Master Soumy : « le Mali est notre héritage commun »
Dans une atmosphère détendue et joyeuse, le rappeur malien Master Soumy qui était de passage à Dakar (Sénégal), a rencontré notre équipe de rédaction.
Bonjour Master Soumy, c’est un plaisir de te rencontrer. Faut dire que tu as été assez virulent lors tes dernières apparitions…
Bonjour. C’est vrai que j’ai été assez virulent et parfois très agressif vis-à-vis de notre système de gouvernance. Je tiens à le rappeler, je m’attaque à un système et jamais à une personne. Depuis un moment déjà, je me suis assigné la mission de sensibiliser le peuple, de le conscientiser, de susciter des réflexions sur les maux qui minent notre société. Artiste engagé et activiste que je suis, je n’hésite pas non plus à proposer des solutions à nos problèmes, même quand elles ne sont pas entendues.
Dès 1996, j’ai été influencé par des rappeurs comme Didier Awadi ou encore MC Solaar, dont les textes ont toujours été porteurs de messages forts. Ainsi pour moi, un texte de rap n’a de sens que lorsqu'il est engagé.
En dehors du rap, je me joins volontiers aux autres jeunes leaders du pays, pour des manifestations dans la rue. C’est le prolongement logique de mon engagement artistique.
Nous savons que tu es à Dakar pour prendre des équipements qui te serviront à lancer le Journal Télévisé Rappé (JTR) au Mali. Ce programme représente t-il une opportunité pour ton combat ?
Ce programme est un véritable tremplin ! C’est un concept que j’ai découvert sur les réseaux sociaux et j’ai tout de suite eu envie de le reproduire. Je compte réaliser le JTR avec d’autres artistes maliens engagés. Notre société est pleinement ancrée dans l’oralité et vouloir diffuser l’information par le canal du rap qui est un genre musical très apprécié, est à mon sens une superbe idée.
J’ai déjà eu la chance de participer à un épisode du JTR du Sénégal, pour contester la révision de la constitution malienne, envisagée par notre président et son gouvernement.
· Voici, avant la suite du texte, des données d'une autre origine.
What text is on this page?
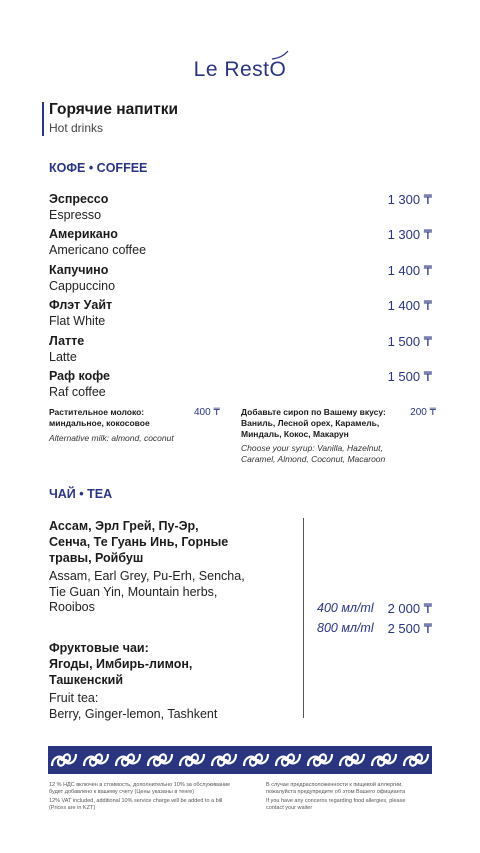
Le RestO
Горячие напитки
Hot drinks
КОФЕ • COFFEE
Эспрессо
Espresso
1 300 ₸
Американо
Americano coffee
1 300 ₸
Капучино
Cappuccino
1 400 ₸
Флэт Уайт
Flat White
1 400 ₸
Латте
Latte
1 500 ₸
Раф кофе
Raf coffee
1 500 ₸
Растительное молоко:
миндальное, кокосовое
Alternative milk: almond, coconut
400 ₸ Добавьте сироп по Вашему вкусу:
Ваниль, Лесной орех, Карамель,
Миндаль, Кокос, Макарун
Choose your syrup: Vanilla, Hazelnut,
Caramel, Almond, Coconut, Macaroon
200 ₸
ЧАЙ • TEA
Ассам, Эрл Грей, Пу-Эр,
Сенча, Те Гуань Инь, Горные
травы, Ройбуш
Assam, Earl Grey, Pu-Erh, Sencha,
Tie Guan Yin, Mountain herbs,
Rooibos
Фруктовые чаи:
Ягоды, Имбирь-лимон,
Ташкенский
Fruit tea:
Berry, Ginger-lemon, Tashkent
400 мл/ml 2 000 ₸
800 мл/ml 2 500 ₸
12 % НДС включен в стоимость, дополнительно 10% за обслуживание
будет добавлено к вашему счету (Цены указаны в тенге)
12% VAT included, additional 10% service charge will be added to a bill
(Prices are in KZT)
В случае предрасположенности к пищевой аллергии,
пожалуйста предупредите об этом Вашего официанта
If you have any concerns regarding food allergies, please
contact your waiter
Par mon reportage, j’ai voulu rappeler à tout le peuple malien, un précieux article de la constitution de 1992, qui défend toute révision quand l’intégrité territoriale est perturbée. L’occupation du nord-Mali est un secret de polichinelle, nous ne pouvions simplement pas accepter une révision constitutionnelle dans ces conditions.
Justement, en tant que musicien, qu’as tu à dire de la situation du nord-Mali ?
Primo, rappeler à tous que le Mali est notre héritage commun. Notre diversité ethnique et culturelle devrait être perçue comme une richesse et un atout, non comme un motif de séparation.
À mes frères du nord qui ont pris les armes pour exprimer leur mécontentement, j’aimerais adresser un message de paix. Leur mouvement armé peut se transformer en un parti politique, qui fasse ses revendications dans le respect de l’esprit démocratique.
J’aimerais aussi interroger la communauté internationale sur la nature réelle de son action au Mali. Je n’arrive pas à comprendre que malgré les forces de la Mission des Nations Unies au Mali (MINUSMA), celles de l’opération barkhane lancée par la France, sans oublier les troupes du G5 Sahel, nous sommes toujours qualifiés de foyer à tension.
J’aimerais que la France en particulier, clarifie sa position dans ce conflit. La devanture de son ambassade au Mali est devenue une place à sit-in, car le peuple pense que c’est elle qui continue d’entretenir cette guerre, pour ses intérêts égoïstes.
En tant que musicien dans ce contexte tendu, je dois toujours lancer des messages qui touchent le peuple, les autorités et même la communauté internationale.
Tu as participé au tournage du film Mali blues. Ce genre de reportage peut-il selon toi, favoriser le retour de la paix dans ton pays ?
Déjà je voudrais saluer le courage des réalisateurs de ce film-documentaire, une vaillante équipe allemande qui s’est donnée 3 années de travail acharné sur ce projet.
Le film propose une autre image du Mali qui n’est perçu aujourd’hui que comme terre de conflits, de djihadisme et de souffrance. Cette réalisation a le mérite de montrer un Mali vivant, c’est très plaisant.
Mali Blues interpelle aussi l’état malien sur la nécessité d’une politique de gouvernance qui intègre toutes les régions sans exception. Quand certains se sentent abandonnés et délaissés, ils nourrissent naturellement des désirs de rébellion.
Master Soumy, un mot sur ton actualité musicale ?
Je prépare actuellement un album hors série. Il ne contiendra que peu de titres. Mais il abordera des questions importantes. Au menu, une analyse de quelques faits sociaux qui affectent notre paisible cohabitation.
Je prépare aussi des concerts à travers l’Afrique et sur d’autres continents.